"Rightly and wisely speaks Uliades," said he. "Our cause is that of our whole race; and clear has that true Samian made it to you all, O Ionians and captains of the seas, that we must not wait for the lordly answer Sparta may return to our embassage. Ye know that while night lasts we must return to our several vessels; an hour more, and we shall be on deck. To-morrow Pausanias reviews the fleet, and we may be some days before we return to land, and can meet in concert. Whether to-morrow or later the occasion for action may present itself, is a question I would pray you to leave to those whom you entrust with the discretionary power to act."
"How act?" cried a Lesbian officer.
"Thus would I suggest," said Antagoras, with well dissembled humility; "let the captains of one or more Ionian vessels perform such a deed of open defiance against Pausanias as leaves to them no option between death and success; having so done, hoist a signal, and sailing at once to the Athenian ships, place themselves under the Athenian leader; all the rest of the Ionian captains will then follow their example. And then, too numerous and too powerful to be punished for a revolt, we shall proclaim a revolution, and declare that we will all sail back to our native havens unless we have the liberty of choosing our own hegemon."
"But," said the Lesbian who had before spoken, "the Athenians as yet have held back and declined our overtures, and without them we are not strong enough to cope with the Peloponnesian allies."
"The Athenians will be compelled to protect the Ionians, if the Ionians in sufficient force demand it," said Uliades. "For as we are nought without them, they are nought without us. Take the course suggested by Antagoras: I advise it. Ye know me, a plain man, but I speak not without warrant. And before the Spartans can either contemptuously dismiss our embassy or send us out another general, the Ionian will be the mistress of the Hellenic seas, and Sparta, the land of oligarchies, will no more have the power to oligarchize democracy. Otherwise, believe me, that power she has now from her hegemony, and that power, whenever it suit her, she will use."
Uliades was chiefly popular in the fleet as a rough good seaman, as a blunt and somewhat vulgar humourist. But whenever he gave advice, the advice carried with it a weight not always bestowed upon superior genius, because from the very commonness of his nature, he reached at the common sense and the common feelings of those whom he addressed. He spoke, in short, what an ordinary man thought and felt. He was a practical man, brave but not over-audacious, not likely to run himself or others into idle dangers, and when he said he had a warrant for his advice, he was believed to speak from his knowledge of the course which the Athenian chiefs, Aristides and Cimon, would pursue if the plan recommended were actively executed.

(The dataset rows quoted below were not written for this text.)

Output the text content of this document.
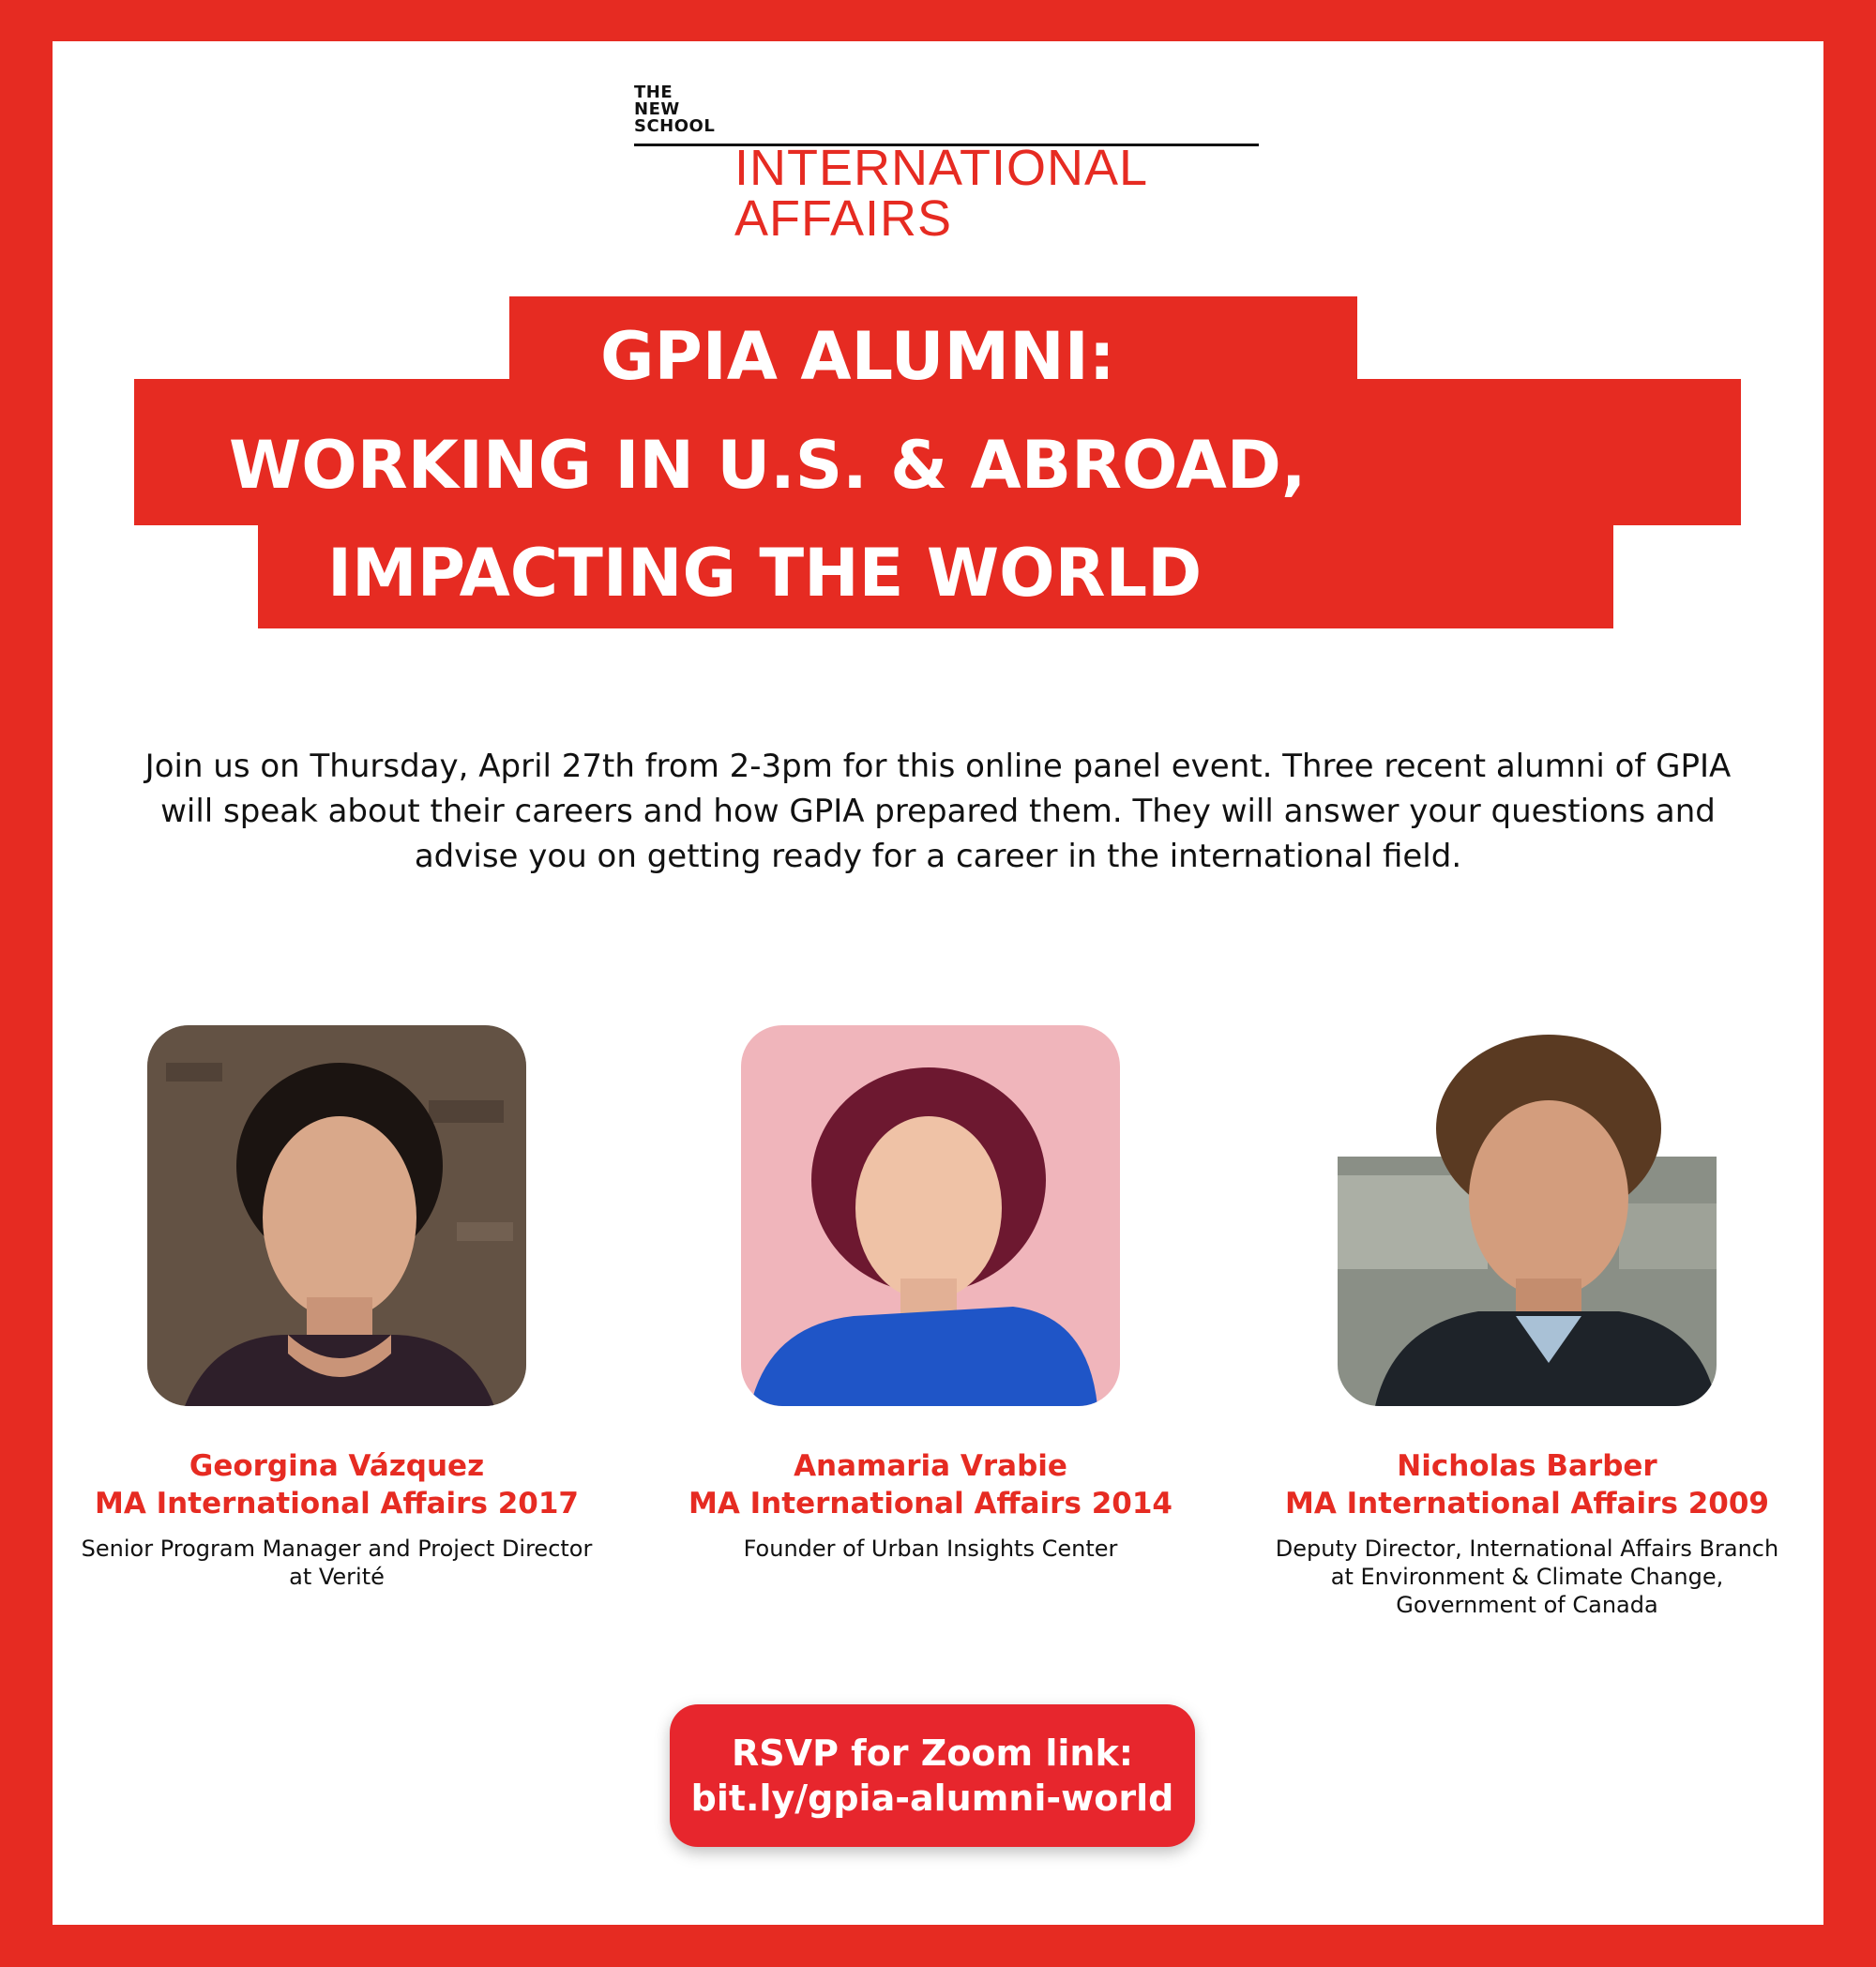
THE
NEW
SCHOOL
INTERNATIONAL
AFFAIRS
GPIA ALUMNI:
WORKING IN U.S. & ABROAD,
IMPACTING THE WORLD

Join us on Thursday, April 27th from 2-3pm for this online panel event. Three recent alumni of GPIA will speak about their careers and how GPIA prepared them. They will answer your questions and advise you on getting ready for a career in the international field.

Georgina Vázquez
MA International Affairs 2017
Senior Program Manager and Project Director at Verité
Anamaria Vrabie
MA International Affairs 2014
Founder of Urban Insights Center
Nicholas Barber
MA International Affairs 2009
Deputy Director, International Affairs Branch at Environment & Climate Change, Government of Canada
RSVP for Zoom link:
bit.ly/gpia-alumni-world
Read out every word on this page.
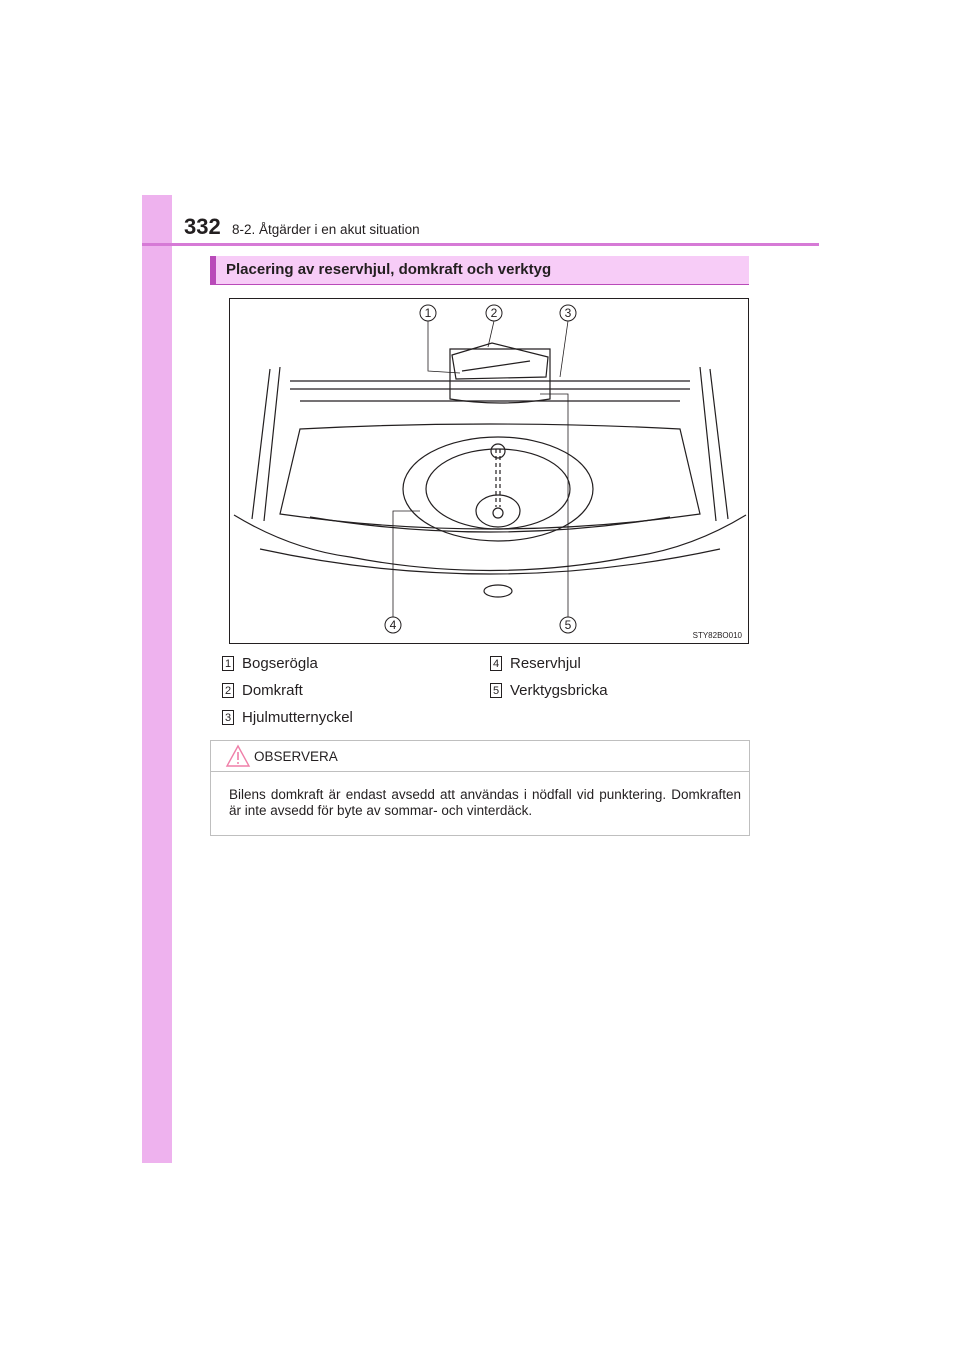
332 8-2. Åtgärder i en akut situation
Placering av reservhjul, domkraft och verktyg
1	2	3
4	5
STY82BO010
1 Bogserögla
2 Domkraft
3 Hjulmutternyckel
4 Reservhjul
5 Verktygsbricka
OBSERVERA
Bilens domkraft är endast avsedd att användas i nödfall vid punktering. Domkraften är inte avsedd för byte av sommar- och vinterdäck.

"I am convinced," said the Lesbian. "And since all are grateful to Athens for that final stand against the Mede, to which all Greece owes her liberties, and since the chief of her armaments here is a man of so modest a virtue, and so clement a justice, as we all acknowledge in Aristides, fitting is it for us Ionians to constitute Athens the maritime sovereign of our race."
"Are ye all of that mind?" cried Antagoras, and was answered by the universal shout, "We are—-all!" or if the shout was not universal, none heeded the few whom fear or prudence might keep silent. "All that remains then is to appoint the captain who shall hazard the first danger and make the first signal. For my part, as one of the electors, I give my vote for Uliades, and this is my ballot." He took from his temples the poplar wreath, and cast it into a silver vase on the tripod placed before him.
"Uliades by acclamation!" cried several voices.
"I accept," said the Ionian, "and as Ulysses, a prudent man, asked for a colleague in enterprises of danger, so I ask for a companion in the hazard I undertake, and I select Antagoras."